Keinerlei Müdigkeit beim 25. Jubiläum der Tage der Jüdischen Kultur (TdjK) in Chemnitz: 80 Veranstaltungen halten von Ende Februar bis Mitte März das Publikum in Atem, nahezu täglich herrscht die Qual der Wahl. »50 Mitveranstalter sind im Boot, und im Vorstand der Kulturtage haben wir deren Ideen zu einem bunten Strauß zusammengebunden«, schwärmt Ruth Röcher, die Vorsitzende der Jüdischen Gemeinde in Chemnitz. In diesem Jahr gebe es zudem besonders viele gesellschaftspolitische Themen, und das sei höchst notwendig, »gerade jetzt, in dieser problemgeladenen Zeit«, sagt Röcher.
Eine besondere Stärke der Chemnitzer Kulturtage sind von jeher ihre flexiblen Veranstaltungsformate. Zwar bilden auch diesmal Vorträge und Führungen den größten Anteil. Doch daneben gibt es Dutzende Theateraufführungen und Konzerte – mit der Klezmerband »Brave Old World« aus New York und dem holländischen Liedermacher Herman van Veen als die absoluten Highlights sowie Filmvorführungen, Lesungen und jeder Menge spontaner Begegnungen.
Sapir-Colleg Auch für TdjK-Koordinator Egmont Elschner bleibt es ungemein wichtig, dass sich der Blick immer wieder auf Gegenwärtiges fokussiert.
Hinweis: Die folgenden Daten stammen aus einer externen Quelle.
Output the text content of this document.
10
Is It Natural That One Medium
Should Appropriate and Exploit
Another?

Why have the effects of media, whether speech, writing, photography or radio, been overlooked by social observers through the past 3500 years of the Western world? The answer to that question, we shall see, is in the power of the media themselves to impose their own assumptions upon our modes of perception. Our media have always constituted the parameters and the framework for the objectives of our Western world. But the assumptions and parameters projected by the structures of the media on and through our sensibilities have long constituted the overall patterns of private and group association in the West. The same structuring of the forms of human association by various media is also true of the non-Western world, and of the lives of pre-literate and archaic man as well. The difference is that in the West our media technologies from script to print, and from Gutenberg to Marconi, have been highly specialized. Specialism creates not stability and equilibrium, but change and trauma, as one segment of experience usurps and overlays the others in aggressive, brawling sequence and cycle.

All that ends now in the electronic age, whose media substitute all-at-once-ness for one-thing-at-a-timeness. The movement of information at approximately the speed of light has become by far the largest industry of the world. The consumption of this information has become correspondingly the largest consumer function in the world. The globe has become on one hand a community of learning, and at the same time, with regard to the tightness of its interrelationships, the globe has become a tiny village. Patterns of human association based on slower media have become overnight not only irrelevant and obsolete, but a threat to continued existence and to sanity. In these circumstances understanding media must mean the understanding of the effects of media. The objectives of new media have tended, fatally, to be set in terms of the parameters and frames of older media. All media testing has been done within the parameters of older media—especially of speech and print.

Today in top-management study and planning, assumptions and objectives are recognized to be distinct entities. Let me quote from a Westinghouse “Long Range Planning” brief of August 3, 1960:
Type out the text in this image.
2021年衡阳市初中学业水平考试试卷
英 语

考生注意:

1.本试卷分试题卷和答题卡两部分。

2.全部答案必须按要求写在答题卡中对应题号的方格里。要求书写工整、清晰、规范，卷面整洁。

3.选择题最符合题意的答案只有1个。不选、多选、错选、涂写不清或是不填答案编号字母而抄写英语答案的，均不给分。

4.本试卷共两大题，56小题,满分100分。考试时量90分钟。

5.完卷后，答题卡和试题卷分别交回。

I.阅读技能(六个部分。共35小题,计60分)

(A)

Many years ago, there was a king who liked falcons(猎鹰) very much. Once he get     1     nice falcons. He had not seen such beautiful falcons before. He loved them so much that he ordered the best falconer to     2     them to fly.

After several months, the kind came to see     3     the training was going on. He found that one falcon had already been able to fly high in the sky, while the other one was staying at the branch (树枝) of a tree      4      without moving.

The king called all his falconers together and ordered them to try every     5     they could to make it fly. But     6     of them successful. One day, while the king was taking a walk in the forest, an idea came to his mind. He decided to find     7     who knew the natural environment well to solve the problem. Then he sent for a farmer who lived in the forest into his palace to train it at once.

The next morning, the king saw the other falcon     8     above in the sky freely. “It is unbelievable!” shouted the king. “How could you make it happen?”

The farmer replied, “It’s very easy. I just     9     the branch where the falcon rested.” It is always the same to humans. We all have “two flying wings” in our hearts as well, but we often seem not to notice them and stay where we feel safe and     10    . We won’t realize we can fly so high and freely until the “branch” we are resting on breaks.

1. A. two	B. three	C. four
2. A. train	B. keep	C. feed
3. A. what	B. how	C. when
So beginnt am 13. März ein Seminar »Demokratie unter Gewaltbedingungen leben« mit Chemnitzer Politikwissenschaftlern, zu dem auch 15 Studenten aus dem Sapir-College in Sderot anreisen – jener Stadt in Israel, die am heftigsten unter fortgesetztem Raketenbeschuss aus Gaza leidet. Zum Abschluss des gemeinsamen Seminars werden dann 15 Chemnitzer Studenten mit nach Israel fliegen. »Dieses Projekt haben wir uns zum Jubiläum selbst zum Geschenk gemacht«, sagt Elschner.
Spürbar angetan von der Chemnitzer Jubiläumsreihe zeigte sich auch Israels Botschafter in Deutschland, Yakov Hadas-Handelsman, der sich am 29. Februar einen ganzen Tag lang Zeit für Veranstaltungen nahm. Am Abend sprach er im Jüdischen Gemeindezentrum vor 200 Besuchern über Besonderheiten in den deutsch-israelischen Beziehungen.
Dass die Balance zwischen Politik, Religion, Geschichte und Kunst auch in diesem Jahr stimmt, ist nicht zuletzt den gastierenden israelischen Musikern zu verdanken. In den Städtischen Kunstsammlungen brillierte zum wiederholten Male das »Galil-Trio« um Nur Ben-Shalom (Klarinette) und Daniel Seroussi (Piano) – verstärkt durch die deutsch-japanische Violoncellistin Anne Yumino Weber – mit Werken von Carl Frühling und Joachim Stutschewsky. Tags darauf begeisterten im einstigen Schocken-Kaufhaus die Tel Aviver »Jewish Monkeys« mit Balkan-Klezmer-Rock und satirischen Einlagen.
Else Lasker-Schüler Freunde der leisen Töne und Verse zog das »Schocken« kurze Zeit später mit einem Else-Lasker-Schüler-Abend an, den die Sängerin und Gitarristin Ursula Kurze unter dem Titel »Mein blaues KIavier« bestritt. Hier schloss sich dann auch der Kreis zur deutsch-jüdischen und Chemnitzer Geschichte. Lasker-Schüler, von den Nazis ausgebürgert, lebte ab 1938 in Jerusalem, fand Anschluss an den Exilantenkreis um Salman Schocken, Erich Mendelsohn, Martin Buber und nicht zuletzt auch Ernst Simon. Sie, die berühmte und meist mittellose Berliner Expressionistin, bot dort Lesungen mit biblischen Gedichten, schrieb den Prosaband Das Hebräerland und verliebte sich in ihren neuen Wohnort. Salman Schocken, der legendäre Kaufhauskönig von Süddeutschland, hatte sie bis zu ihrem Tod im Januar 1945 großzügig materiell unterstützt.
Auch im 25. Jahr der Chemnitzer Kulturtage, das war Organisatoren und Besuchern im Voraus klar, kann das Programm nicht ganz ohne Meschugeles auskommen. Diesem Gebiet widmet sich eine Ausstellung des Maler- und Künstlervereins Beseder, und am Donnerstag legt der Berliner Autor Beni Frenkel mit einer Lesung aus seinem Buch Gar nicht koscher: Vom täglichen Schlamassel, als Jude durchs Leben zu gehen nach.